I would list the titles here, except that before you can get to the
search page, you get a page of copyright warnings.  So just to be safe
I'll wait until I get around to writing the AAN to ask their
permission.

This is another indication that a lot of research is going on in
several countries, which hopefully will lead to treatments in the
not-too-distant future.

I too am striken with 'dysferlin deficiency', and am very happy to
see this newsgroup for us and all others....Godspeed with wellness
and strength to us all....feel free to contact me via email...take
care, all!

Hi!
I have been diagnosed with LGMD and live in Spain.I haven't a
definitive diagnosis.I would be happy to share with you information.
I've read about dysferlin.

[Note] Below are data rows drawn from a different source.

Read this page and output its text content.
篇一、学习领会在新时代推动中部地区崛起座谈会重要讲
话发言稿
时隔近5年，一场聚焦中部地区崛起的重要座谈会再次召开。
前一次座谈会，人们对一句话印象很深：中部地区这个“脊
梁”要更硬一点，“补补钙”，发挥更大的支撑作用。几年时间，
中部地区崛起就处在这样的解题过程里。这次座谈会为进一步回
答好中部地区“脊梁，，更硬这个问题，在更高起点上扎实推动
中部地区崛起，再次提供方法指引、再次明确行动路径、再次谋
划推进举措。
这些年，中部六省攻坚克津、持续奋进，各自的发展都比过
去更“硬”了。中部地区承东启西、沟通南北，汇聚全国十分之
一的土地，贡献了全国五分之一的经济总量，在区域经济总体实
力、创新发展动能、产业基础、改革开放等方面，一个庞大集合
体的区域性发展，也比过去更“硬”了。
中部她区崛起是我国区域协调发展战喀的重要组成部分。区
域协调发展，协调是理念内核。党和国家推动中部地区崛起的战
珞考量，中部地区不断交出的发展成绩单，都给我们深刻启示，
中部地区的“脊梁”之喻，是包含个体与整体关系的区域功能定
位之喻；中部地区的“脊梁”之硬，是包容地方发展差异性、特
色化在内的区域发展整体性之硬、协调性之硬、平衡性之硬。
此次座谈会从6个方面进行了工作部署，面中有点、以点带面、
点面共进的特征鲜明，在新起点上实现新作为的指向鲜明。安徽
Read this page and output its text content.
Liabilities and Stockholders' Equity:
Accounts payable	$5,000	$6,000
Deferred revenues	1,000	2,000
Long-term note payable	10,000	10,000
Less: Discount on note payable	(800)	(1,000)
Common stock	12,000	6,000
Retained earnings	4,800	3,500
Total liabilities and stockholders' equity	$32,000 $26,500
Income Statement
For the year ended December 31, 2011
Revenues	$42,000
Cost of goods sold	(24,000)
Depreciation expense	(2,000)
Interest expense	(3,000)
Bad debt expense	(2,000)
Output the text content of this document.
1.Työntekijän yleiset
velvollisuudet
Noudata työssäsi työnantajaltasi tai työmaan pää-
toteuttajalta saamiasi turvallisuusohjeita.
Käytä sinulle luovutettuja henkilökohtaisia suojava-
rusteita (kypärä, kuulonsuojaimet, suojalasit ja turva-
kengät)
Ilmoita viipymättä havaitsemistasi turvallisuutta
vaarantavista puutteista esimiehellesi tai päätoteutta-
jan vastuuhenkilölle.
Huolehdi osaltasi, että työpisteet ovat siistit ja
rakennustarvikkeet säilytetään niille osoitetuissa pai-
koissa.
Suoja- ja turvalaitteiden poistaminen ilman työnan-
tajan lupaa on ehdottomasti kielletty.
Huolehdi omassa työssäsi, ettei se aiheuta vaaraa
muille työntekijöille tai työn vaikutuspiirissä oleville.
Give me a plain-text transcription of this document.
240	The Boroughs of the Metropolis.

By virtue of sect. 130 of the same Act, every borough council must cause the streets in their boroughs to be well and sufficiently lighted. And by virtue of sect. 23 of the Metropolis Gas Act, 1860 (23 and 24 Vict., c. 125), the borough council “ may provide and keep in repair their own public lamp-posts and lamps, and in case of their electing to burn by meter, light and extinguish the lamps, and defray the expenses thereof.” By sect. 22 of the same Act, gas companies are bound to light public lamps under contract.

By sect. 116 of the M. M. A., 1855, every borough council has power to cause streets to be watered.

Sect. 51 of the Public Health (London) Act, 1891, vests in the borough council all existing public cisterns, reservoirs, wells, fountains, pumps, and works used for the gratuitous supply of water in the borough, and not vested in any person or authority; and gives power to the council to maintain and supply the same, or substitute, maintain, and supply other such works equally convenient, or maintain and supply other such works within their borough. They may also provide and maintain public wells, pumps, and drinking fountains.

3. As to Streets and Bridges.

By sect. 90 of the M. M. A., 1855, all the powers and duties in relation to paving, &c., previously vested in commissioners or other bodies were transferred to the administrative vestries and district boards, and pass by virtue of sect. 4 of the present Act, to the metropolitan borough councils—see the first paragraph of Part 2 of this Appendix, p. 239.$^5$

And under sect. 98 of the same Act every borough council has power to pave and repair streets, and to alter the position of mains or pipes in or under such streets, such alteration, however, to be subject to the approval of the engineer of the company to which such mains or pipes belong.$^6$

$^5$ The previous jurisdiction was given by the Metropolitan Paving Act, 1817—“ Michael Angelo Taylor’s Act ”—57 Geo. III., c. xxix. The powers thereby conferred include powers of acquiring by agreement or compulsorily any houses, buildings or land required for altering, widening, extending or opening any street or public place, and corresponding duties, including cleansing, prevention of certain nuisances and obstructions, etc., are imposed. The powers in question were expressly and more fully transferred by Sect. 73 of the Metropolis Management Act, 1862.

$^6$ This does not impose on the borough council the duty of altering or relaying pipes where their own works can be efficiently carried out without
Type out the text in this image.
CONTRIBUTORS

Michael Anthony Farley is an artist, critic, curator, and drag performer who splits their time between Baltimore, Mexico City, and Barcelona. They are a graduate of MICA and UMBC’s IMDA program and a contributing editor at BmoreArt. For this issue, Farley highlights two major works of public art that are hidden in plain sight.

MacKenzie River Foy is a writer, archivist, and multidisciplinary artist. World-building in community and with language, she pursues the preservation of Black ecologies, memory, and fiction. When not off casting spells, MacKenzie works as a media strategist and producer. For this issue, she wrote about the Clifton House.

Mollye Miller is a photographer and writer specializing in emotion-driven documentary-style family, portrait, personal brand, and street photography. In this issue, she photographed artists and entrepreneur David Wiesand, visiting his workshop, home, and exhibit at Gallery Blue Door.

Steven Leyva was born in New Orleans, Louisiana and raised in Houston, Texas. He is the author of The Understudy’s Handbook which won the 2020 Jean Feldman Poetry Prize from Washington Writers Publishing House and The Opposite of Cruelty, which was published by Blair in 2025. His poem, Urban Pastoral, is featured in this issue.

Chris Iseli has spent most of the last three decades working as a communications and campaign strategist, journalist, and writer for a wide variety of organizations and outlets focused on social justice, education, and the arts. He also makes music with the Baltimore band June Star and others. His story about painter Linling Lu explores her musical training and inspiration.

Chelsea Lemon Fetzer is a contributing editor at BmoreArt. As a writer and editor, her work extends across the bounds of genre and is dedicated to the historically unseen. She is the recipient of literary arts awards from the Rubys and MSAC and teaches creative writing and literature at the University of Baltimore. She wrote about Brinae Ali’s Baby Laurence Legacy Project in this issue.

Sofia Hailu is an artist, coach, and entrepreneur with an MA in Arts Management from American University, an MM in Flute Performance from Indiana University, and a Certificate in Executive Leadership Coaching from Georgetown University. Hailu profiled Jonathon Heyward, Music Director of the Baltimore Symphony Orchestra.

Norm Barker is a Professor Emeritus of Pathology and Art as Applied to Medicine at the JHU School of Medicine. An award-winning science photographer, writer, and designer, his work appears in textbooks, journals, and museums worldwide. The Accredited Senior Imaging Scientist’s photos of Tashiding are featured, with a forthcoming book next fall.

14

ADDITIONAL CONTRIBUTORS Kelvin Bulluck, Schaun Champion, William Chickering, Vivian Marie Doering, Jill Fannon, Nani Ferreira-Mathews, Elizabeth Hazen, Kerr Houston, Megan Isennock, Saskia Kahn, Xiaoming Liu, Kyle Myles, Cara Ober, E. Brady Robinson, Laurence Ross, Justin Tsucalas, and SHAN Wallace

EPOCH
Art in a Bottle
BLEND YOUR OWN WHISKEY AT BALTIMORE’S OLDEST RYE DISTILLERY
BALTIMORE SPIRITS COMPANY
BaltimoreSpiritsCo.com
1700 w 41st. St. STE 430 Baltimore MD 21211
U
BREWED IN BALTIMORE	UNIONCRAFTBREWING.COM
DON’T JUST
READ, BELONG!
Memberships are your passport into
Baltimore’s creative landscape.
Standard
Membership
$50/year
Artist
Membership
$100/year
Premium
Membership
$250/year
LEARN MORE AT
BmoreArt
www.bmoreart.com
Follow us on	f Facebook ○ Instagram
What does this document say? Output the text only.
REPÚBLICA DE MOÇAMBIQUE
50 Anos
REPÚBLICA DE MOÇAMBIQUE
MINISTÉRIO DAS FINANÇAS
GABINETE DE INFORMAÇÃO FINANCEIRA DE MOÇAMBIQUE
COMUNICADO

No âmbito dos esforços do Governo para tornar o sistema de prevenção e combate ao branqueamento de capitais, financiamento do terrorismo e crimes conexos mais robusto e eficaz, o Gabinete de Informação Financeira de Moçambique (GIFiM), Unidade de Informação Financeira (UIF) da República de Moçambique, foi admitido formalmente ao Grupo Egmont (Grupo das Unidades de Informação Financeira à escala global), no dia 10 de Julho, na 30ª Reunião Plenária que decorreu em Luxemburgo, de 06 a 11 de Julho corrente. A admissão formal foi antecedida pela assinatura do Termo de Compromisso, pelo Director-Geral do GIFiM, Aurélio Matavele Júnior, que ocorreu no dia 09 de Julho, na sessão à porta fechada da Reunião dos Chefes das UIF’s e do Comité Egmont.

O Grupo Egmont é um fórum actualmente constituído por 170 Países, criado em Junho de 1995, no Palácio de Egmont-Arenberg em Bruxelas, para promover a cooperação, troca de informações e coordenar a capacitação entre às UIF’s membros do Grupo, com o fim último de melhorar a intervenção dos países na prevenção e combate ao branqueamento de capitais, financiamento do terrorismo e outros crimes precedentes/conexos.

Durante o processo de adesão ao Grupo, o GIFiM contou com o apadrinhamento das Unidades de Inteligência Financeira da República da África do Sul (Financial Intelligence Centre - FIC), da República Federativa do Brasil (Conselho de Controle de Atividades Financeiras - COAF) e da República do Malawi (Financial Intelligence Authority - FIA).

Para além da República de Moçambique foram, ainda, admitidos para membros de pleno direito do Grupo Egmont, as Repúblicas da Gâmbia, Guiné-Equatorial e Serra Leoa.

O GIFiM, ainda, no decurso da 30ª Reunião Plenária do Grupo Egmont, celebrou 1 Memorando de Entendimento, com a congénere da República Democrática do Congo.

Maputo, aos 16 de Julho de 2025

I hope to be able to contribute something
to the group.
Thank you for your dedication to providing information and friendship.
María José.

I began to have symptoms of dysferlin deficiency in 1981, and was
given a laboratory diagnosis in 2000, after a protein test became
available.  Also in 2000, I began searching for information about
dysferlin deficiency and discovered there was a lot more known than I
had realized.  As a result of this I put together a website to
summarize the current knowledge on dysferlin and the forms of muscular
dytrophy associated with it.  The site
(http://sites.netscape.net/dysferlin/) went online in March 2000.
Since then I have received e-mails and guestbook entries from a number
of patients, and have shared my experiences and tried to answer their
questions.  I have realized that while the website serves a very
useful purpose, it might be desirable to also have an open forum for
others to share information and ask questions.  Having seen several
other forums on various types of muscular dystrophy which have been
very successful, I'm convinced a group focused on dysferlin deficiency
can work as well.  Thanks for stopping by!